On this hot summer day, I was moving at a warp speed that would have made Capt. Kirk proud, so I didn’t even notice the whole shift had come out of the station to watch me. When I fired up the engine, the air conditioning was on full blast and then came the prank: baby powder had been loaded into the vents and burst into the air—only I was gone! As I jumped out to load my gear and do a quick once around of the unit, the powder had blown right past me and covered the seats. The whole shift was cracking up except for one guy who was frustrated that his trap didn’t work.
Now I had my target. See, Ol’ Bullethead believes in the “10X rule:” If you come at me, I’ll be bringing it back 10 times the misery, so we never have to do this again. This was the case for my target: I bypassed the lock on his locker and filled everything inside his locker with baby powder. He found some of it right away inside his boots and his uniform. Six months later, when he needed his winter coat for the cold and a hat for the rain, he found more.
Was it fun? Hell yeah, but only because I won. That guy never messed with me again and I think dissuaded others from trying. Was it smart? Not even close. A hot call went out on the day I was trying to dodge the flying powder and it took much longer for me to handle the call. My opponent was also delayed repeatedly while he tried to remove powder out of pockets, the rim of his cap, his boots and everything else that was in his locker.

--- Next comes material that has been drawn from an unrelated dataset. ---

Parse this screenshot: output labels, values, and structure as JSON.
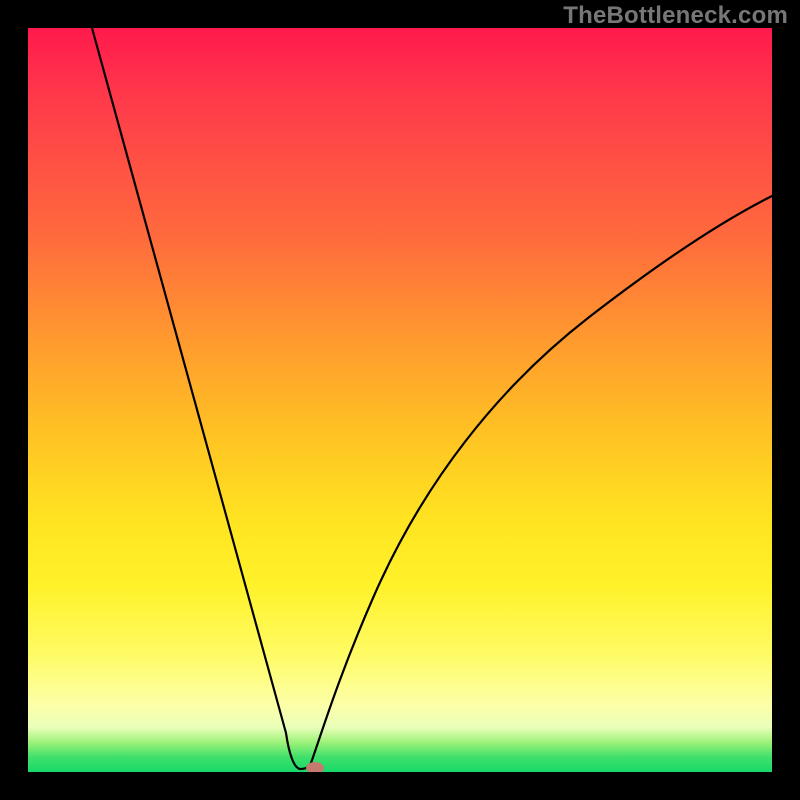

Both Sides of the Spectrum
Truth be told, I’ve been down the hazing road a time or two—both at the giving and receiving end. In the military, we did some crazy doo doo. At times, I get together with a few of the boys and we still talk about the ridiculous stuff we did to others and what others did to us. But we never pointed loaded guns or Tasers at each other. That isn’t hazing—that’s about as stupid as trying to load a .45 into a 9 mm. Anyone who pulls stuff like that should be drummed out of this profession and prosecuted. Things like that stem from a complete lack of professionalism, personal responsibility and supervision.
On the other end of the spectrum, the light-hearted hazing that goes with being the new person is just about everywhere. In police work, most of what we do is amplified because of the nature of our business. However, some of the low-end hazing that might not fly if you were working at a bank is still acceptable for us—as long it doesn’t go too far.
The Bottom Line
Work needs to get done in a timely and efficiently manner. If some light hazing doesn’t interfere with that, I generally ignore it. I do, however, watch the receiver for signs of stress and I’ll even send a few zingers toward the sender to help out a cop on the ropes. Bringing new cops into the fold is positive if it’s done in a meaningful way. Hazing that creates distress and makes cops leave their agencies shouldn’t be tolerated—at any level.